PyCompile is a simple and intuitive compiler for a custom programming language. It takes source code as input, tokenizes it, parses it into a syntax tree, and performs semantic analysis. The project is designed to be educational, demonstrating how a compiler works from source code to execution.
- Lexical Analysis: Tokenizes the input source code.
- Syntax Analysis: Parses tokens into a syntax tree.
- Semantic Analysis: Checks for semantic errors.
- Intermediate Representation: Generates an intermediate representation of the code.
- Code Generation: Generates low-level code from the intermediate representation.
- Assembly Generation: Converts low-level code to assembly instructions.
- Virtual Machine: Executes the generated assembly instructions.
- Command-Line Interface: Simple interface to compile and execute source code files.
To install and set up PyCompile, follow these steps:
-
Clone the repository:
git clone https://github.com/Devansh-46/PyCompile.git
-
Navigate to the project directory:
cd PyCompile
-
Install the required dependencies:
pip install -r requirements.txt
To use the compiler, run the main.py
script with the path to your source code file as an argument:
python main.py <path_to_source_code>
Create a file named example.src
with the following content:
def add(x, y) {
x + y
}
z = add(5, 3);
print(z);
Run the compiler:
python main.py example.src
PyCompile/
├── main.py
├── lexer.py
├── parser.py
├── semantic_analyzer.py
├── ir_generator.py
├── code_generator.py
├── assembly_generator.py
├── vm.py
├── node.py
├── mytoken.py
└── tests/
├── test_lexer.py
├── test_parser.py
├── test_semantic_analyzer.py
├── test_ir_generator.py
├── test_code_generator.py
├── test_assembly_generator.py
└── test_vm.py
- main.py: Entry point for the compiler.

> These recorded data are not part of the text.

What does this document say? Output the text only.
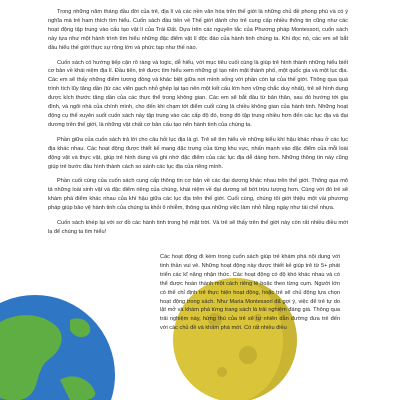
Trong những năm tháng đầu đời của trẻ, địa lí và các nền văn hóa trên thế giới là những chủ đề phong phú và có ý nghĩa mà trẻ ham thích tìm hiểu. Cuốn sách đầu tiên về Thế giới dành cho trẻ cung cấp nhiều thông tin cũng như các hoạt động tập trung vào cấu tạo vật lí của Trái Đất. Dựa trên các nguyên tắc của Phương pháp Montessori, cuốn sách này tựa như một hành trình tìm hiểu những đặc điểm vật lí độc đáo của hành tinh chúng ta. Khi đọc nó, các em sẽ bắt đầu hiểu thế giới thực sự rộng lớn và phức tạp như thế nào.

Cuốn sách có hướng tiếp cận rõ ràng và logic, dễ hiểu, với mục tiêu cuối cùng là giúp trẻ hình thành những hiểu biết cơ bản về khái niệm địa lí. Đầu tiên, trẻ được tìm hiểu xem những gì tạo nên mặt thành phố, một quốc gia và một lục địa. Các em sẽ thấy những điểm tương đồng và khác biệt giữa nơi mình sống với phần còn lại của thế giới. Thông qua quá trình tích lũy tăng dần (từ các viên gạch nhỏ ghép lại tạo nên một kết cấu lớn hơn vững chắc duy nhất), trẻ sẽ hình dung được kích thước tăng dần của các thực thể trong không gian. Các em sẽ bắt đầu từ bản thân, sau đó hướng tới gia đình, và ngôi nhà của chính mình, cho đến khi chạm tới điểm cuối cùng là chiều không gian của hành tinh. Những hoạt động cụ thể xuyên suốt cuốn sách này tập trung vào các cấp độ đó, trong đó tập trung nhiều hơn đến các lục địa và đại dương trên thế giới, là những vật chất cơ bản cấu tạo nên hành tinh của chúng ta.

Phần giữa của cuốn sách trả lời cho câu hỏi lục địa là gì. Trẻ sẽ tìm hiểu về những kiểu khí hậu khác nhau ở các lục địa khác nhau. Các hoạt động được thiết kế mang đặc trưng của từng khu vực, nhấn mạnh vào đặc điểm của mỗi loài động vật và thực vật, giúp trẻ hình dung và ghi nhớ đặc điểm của các lục địa dễ dàng hơn. Những thông tin này cũng giúp trẻ bước đầu hình thành cách so sánh các lục địa của riêng mình.

Phần cuối cùng của cuốn sách cung cấp thông tin cơ bản về các đại dương khác nhau trên thế giới. Thông qua mô tả những loài sinh vật và đặc điểm riêng của chúng, khái niệm về đại dương sẽ bớt trừu tượng hơn. Cùng với đó trẻ sẽ khám phá điểm khác nhau của khí hậu giữa các lục địa trên thế giới. Cuối cùng, chúng tôi giới thiệu một vài phương pháp giúp bảo vệ hành tinh của chúng ta khỏi ô nhiễm, thông qua những việc làm nhỏ hằng ngày như tái chế nhựa.

Cuốn sách khép lại với sơ đồ các hành tinh trong hệ mặt trời. Và trẻ sẽ thấy trên thế giới này còn rất nhiều điều mới lạ để chúng ta tìm hiểu!

Các hoạt động đi kèm trong cuốn sách giúp trẻ khám phá nội dung với tinh thần vui vẻ. Những hoạt động này được thiết kế giúp trẻ từ 5+ phát triển các kĩ năng nhận thức. Các hoạt động có độ khó khác nhau và có thể được hoàn thành một cách riêng lẻ hoặc theo từng cụm. Người lớn có thể chỉ định trẻ thực hiện hoạt động, hoặc trẻ sẽ chủ động lựa chọn hoạt động trong sách. Như Maria Montessori đã gợi ý, việc để trẻ tự do lặt mở và khám phá từng trang sách là trải nghiệm đáng giá. Thông qua trải nghiệm này, hứng thú của trẻ sẽ tự nhiên dẫn đường đưa trẻ đến với các chủ đề và khám phá mới. Có rất nhiều điều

Handles reading input files and orchestrating the compilation process.
- lexer.py: Handles lexical analysis, converting source code into tokens.
- parser.py: Handles syntax analysis, converting tokens into a syntax tree.
- semantic_analyzer.py: Performs semantic checks on the syntax tree.
- ir_generator.py: Generates an intermediate representation of the code.
- code_generator.py: Generates low-level code from the intermediate representation.
- assembly_generator.py: Converts low-level code to assembly instructions.
- vm.py: A virtual machine to execute the generated assembly instructions.
- node.py: Defines the Node class used in the syntax tree.
- mytoken.py: Defines the Token class used in lexical analysis.
- tests/: Contains test cases for various components of the compiler.